Voor dit plan wordt een aparte procedure gevolgd. In eerste instantie zou de ontwikkeling meegenomen worden in het nieuw op te stellen bestemmingsplan Buitengebied maar omdat de gemeente ervoor heeft gekozen het bestemmingsplan om te zetten in een (ontwerp)beheersverordening is dit niet mogelijk.

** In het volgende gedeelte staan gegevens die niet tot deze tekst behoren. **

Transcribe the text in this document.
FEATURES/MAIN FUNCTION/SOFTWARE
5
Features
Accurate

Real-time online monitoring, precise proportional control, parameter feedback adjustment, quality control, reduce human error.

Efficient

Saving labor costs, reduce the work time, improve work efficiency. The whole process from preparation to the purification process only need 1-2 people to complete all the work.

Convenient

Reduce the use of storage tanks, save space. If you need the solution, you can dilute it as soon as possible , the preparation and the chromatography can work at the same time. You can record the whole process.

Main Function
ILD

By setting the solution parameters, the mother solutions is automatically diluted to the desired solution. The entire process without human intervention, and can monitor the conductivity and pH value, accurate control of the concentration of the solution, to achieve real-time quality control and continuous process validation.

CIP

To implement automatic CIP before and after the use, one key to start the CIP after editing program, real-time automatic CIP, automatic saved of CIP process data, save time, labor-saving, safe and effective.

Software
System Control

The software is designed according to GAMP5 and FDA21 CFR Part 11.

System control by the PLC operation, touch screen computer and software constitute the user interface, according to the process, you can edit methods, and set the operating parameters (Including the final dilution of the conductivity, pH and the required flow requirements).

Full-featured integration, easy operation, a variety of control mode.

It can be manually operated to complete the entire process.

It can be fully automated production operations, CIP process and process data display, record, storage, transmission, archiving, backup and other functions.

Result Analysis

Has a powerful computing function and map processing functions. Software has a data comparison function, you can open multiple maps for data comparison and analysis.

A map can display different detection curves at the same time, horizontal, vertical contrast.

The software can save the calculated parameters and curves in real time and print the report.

7.2 Vooroverleg en inspraak

Voordat de keuze is gemaakt een beheersverordening voor het buitengebied op te stellen is het voorontwerpbestemmingsplan Buitengebied inclusief de voorliggende ontwikkeling in het kader van het overleg ex artikel 3.1.1 van het Besluit op de ruimtelijke ordening aan diverse personen en instanties toegezonden. Tevens heeft het bestemmingsplan Buitengebied gedurende 6 weken terinzage gelegen. De inspraakreacties ten aanzien van onderhavige planontwikkeling zijn hierin uitgelicht. De betreffende reacties en de beantwoording zijn opgenomen in Bijlage 5 van de toelichting. De resultaten van de inspraak zijn in het ontwerp van dit bestemmingsplan verwerkt. Om deze reden kiest de gemeente ervoor om dit bestemmingsplan meteen als ontwerpbestemmingsplan op te stellen.

7.3 Zienswijzen

In het kader van afdeling 3.4 van de Algemene wet bestuursrecht (zienswijzenprocedure) is het ontwerpbestemmingsplan gedurende 6 weken ter inzage gelegd van 3 september 2015 tot en met woensdag 14 oktober 2015.

Ook is op 22 september 2015 er een inloopbijeenkomst georganiseerd in dorpshuis 'De Juffrouw' in Hazerswoude-Dorp. Tot slot is het ontwerpbestemmingsplan ook digitaal raadpleegbaar geweest via de websites www.alphenaandenrijn.nl en www.ruimtelijkeplannen.nl. Een ieder is daarbij in de gelegenheid gesteld om naar aanleiding van het ontwerpbestemmingsplan - mondeling of schriftelijk - een zienswijze in te dienen.

Gedurende de termijn van terinzagelegging van het ontwerpbestemmingsplan is 1 zienswijze ontvangen. De betreffende zienswijze en de bijbehorende beantwoording zijn opgenomen in de 'Nota van Beantwoording zienswijze', die als Bijlage 6 bij de toelichting is opgenomen. Zoals uit de antwoordnotitie blijkt, zijn is het plan als gevolg van de zienswijze op onderdelen aangepast.